Tech Startup Gives Prisoners A Second Chance

In 2010, entrepreneurs Chris Redlitz and Beverly Parenti identified a major economic problem in California: excessive spending on the prison system. Every year, individual inmates cost the state roughly $45,000. This coming fiscal year, corrections costs will exceed $9 billion. Because so much of the prison population is comprised of previous inmates who are re-incarcerated, Redlitz and Parenti launched a start-up to turn that trend around and send former prisoners into the growing tech industry instead.

So far, the ground-breaking program has yielded remarkable results for former inmates, whose criminal histories typically present an onerous obstacle to finding employment. Of the six individuals who completed the program and have been released from prison, five have jobs or paid internships in the tech industry. The sixth founded a consulting firm of his own.

The Last Mile offers a space for prisoners to learn business development strategies — particularly ones pertaining to the tech industry — and navigate social media. According to the program website, the goal is to “build skills in relevant areas for employment in the high-tech sector, including communication, business formation and operations, and foster confidence and a sense of hope that they can succeed as free men.”

Participants are chosen through a competitive application process, and attend classes twice a week for six months. The curriculum includes reading about digital media and generating material for social media platforms, including Twitter and Quora. Participants are also visited by representatives from major powerhouses, such as LinkedIn, who provide insight into the tech field. At the end of the course, each student must develop a business idea that necessitates the use of technology and advances a “social cause,” and present it to a large group of peers and outside visitors. Those who take the course argue that prisoners are particularly suited for enterprise, because of their ability to overcome challenges and demonstrate “[resilience].”

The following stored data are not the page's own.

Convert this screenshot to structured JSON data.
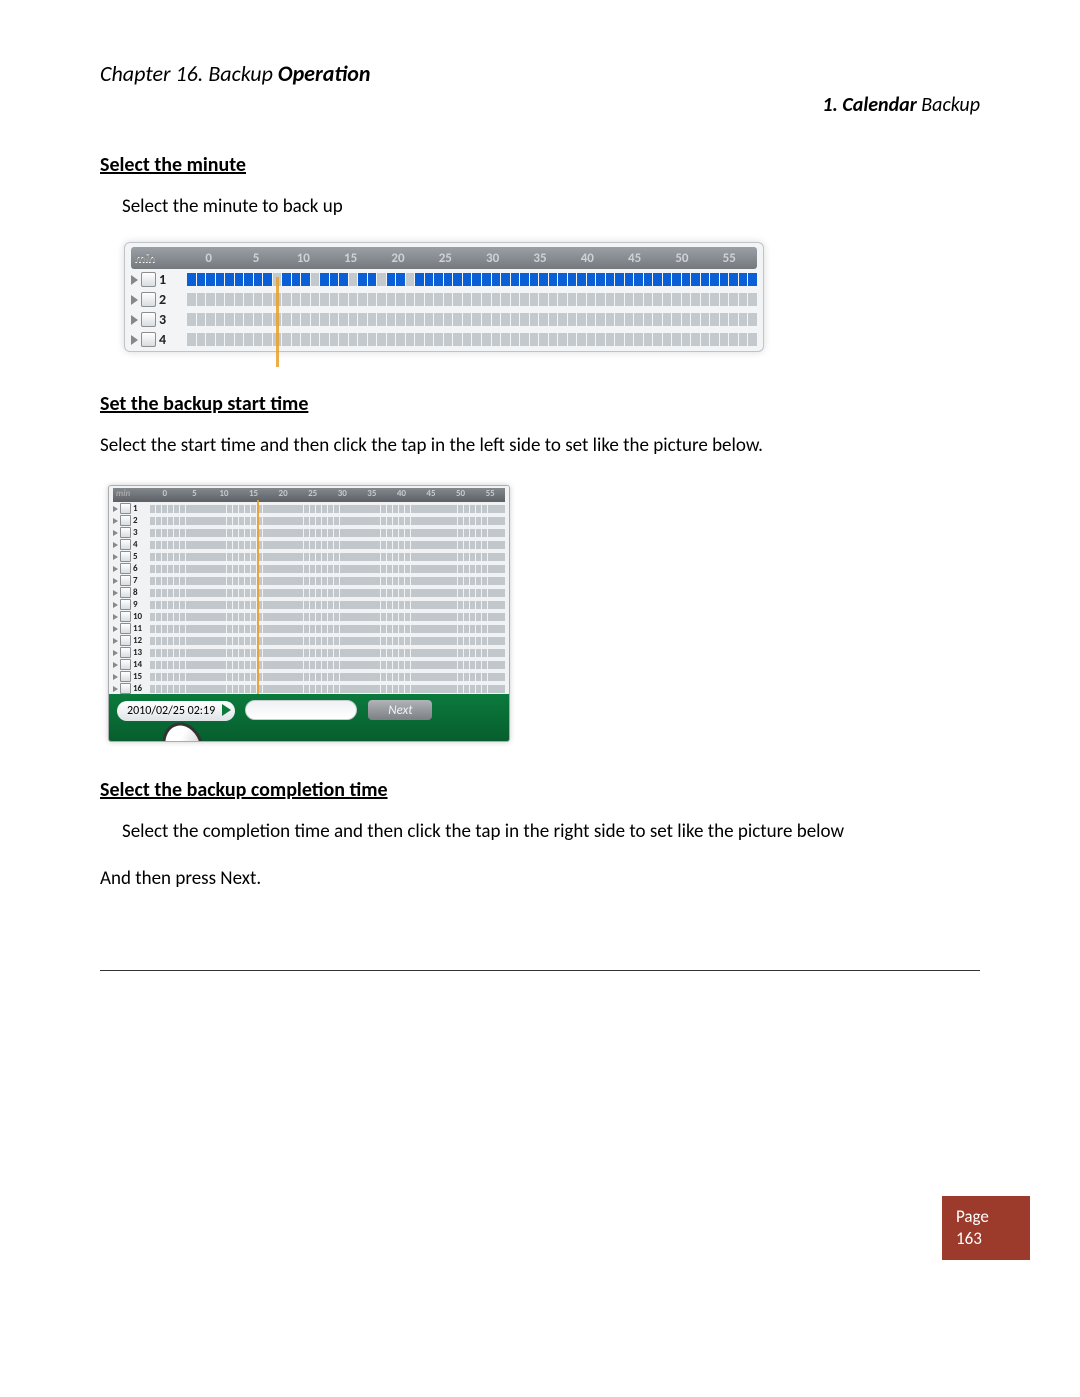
{
  "header": {
    "chapter_prefix": "Chapter 16. Backup ",
    "chapter_bold": "Operation",
    "section_bold": "1. Calendar",
    "section_suffix": " Backup"
  },
  "sections": {
    "s1": {
      "heading": "Select the minute",
      "body": "Select the minute to back up"
    },
    "s2": {
      "heading": "Set the backup start time",
      "body": "Select the start time and then click the tap in the left side to set like the picture below."
    },
    "s3": {
      "heading": "Select the backup completion time",
      "body1": "Select the completion time and then click the tap in the right side to set like the picture below",
      "body2": "And then press Next."
    }
  },
  "fig1": {
    "min_label": "min",
    "ticks": [
      "0",
      "5",
      "10",
      "15",
      "20",
      "25",
      "30",
      "35",
      "40",
      "45",
      "50",
      "55"
    ],
    "rows": [
      "1",
      "2",
      "3",
      "4"
    ]
  },
  "fig2": {
    "min_label": "min",
    "ticks": [
      "0",
      "5",
      "10",
      "15",
      "20",
      "25",
      "30",
      "35",
      "40",
      "45",
      "50",
      "55"
    ],
    "rows": [
      "1",
      "2",
      "3",
      "4",
      "5",
      "6",
      "7",
      "8",
      "9",
      "10",
      "11",
      "12",
      "13",
      "14",
      "15",
      "16"
    ],
    "timestamp": "2010/02/25  02:19",
    "next_label": "Next"
  },
  "footer": {
    "page_label": "Page",
    "page_num": "163"
  }
}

Beyond economic advantages to the state, rehabilitation programs can mean the difference between coping with life outside of prison walls or having to return to them. Recidivism, or committing a new offense after one’s release from prison, is a salient issue in California — roughly two-thirds of individuals who leave the prison system return. The trend is attributed to several factors, including a lack of education and job training, impaired communication skills, the inability to receive assistance from government-funded programs, and social stigma. From a financial standpoint, employers are often unwilling to hire people with criminal histories, and released prisoners earn significantly less money than they did before serving jail time. As 75 percent of inmates suffer from addiction, drug use is another cause for concern — particularly because thousands of people are imprisoned for drug-related, non-violent crimes. Resources, like The Last Mile, help to alleviate those constraints.

In addition to smoothing the reentry process and boosting prisoners’ self-esteem, rehabilitation and reentry programs serve a larger economic purpose. In 2011, the Pew Center on the States revealed that cutting recidivism by 10 percent in California can save $233 million — a claim reiterated by state Attorney General Kamala Harris.

On Wednesday, Harris launched a new project to address the trend, by establishing the Division of Recividism Reduction and Re-Entry. The new office is tasked with researching the challenges posed to newly-released prisoners and procuring funds to create rehabilitation programs throughout California. Nevertheless, recent budget cuts to prison facilities have resulted in decreased funding for such initiatives.

In recent years, California has drawn fire for its mismanagement of the prison system, including exorbitant spending, overcrowding, and the inhumane treatment of inmates.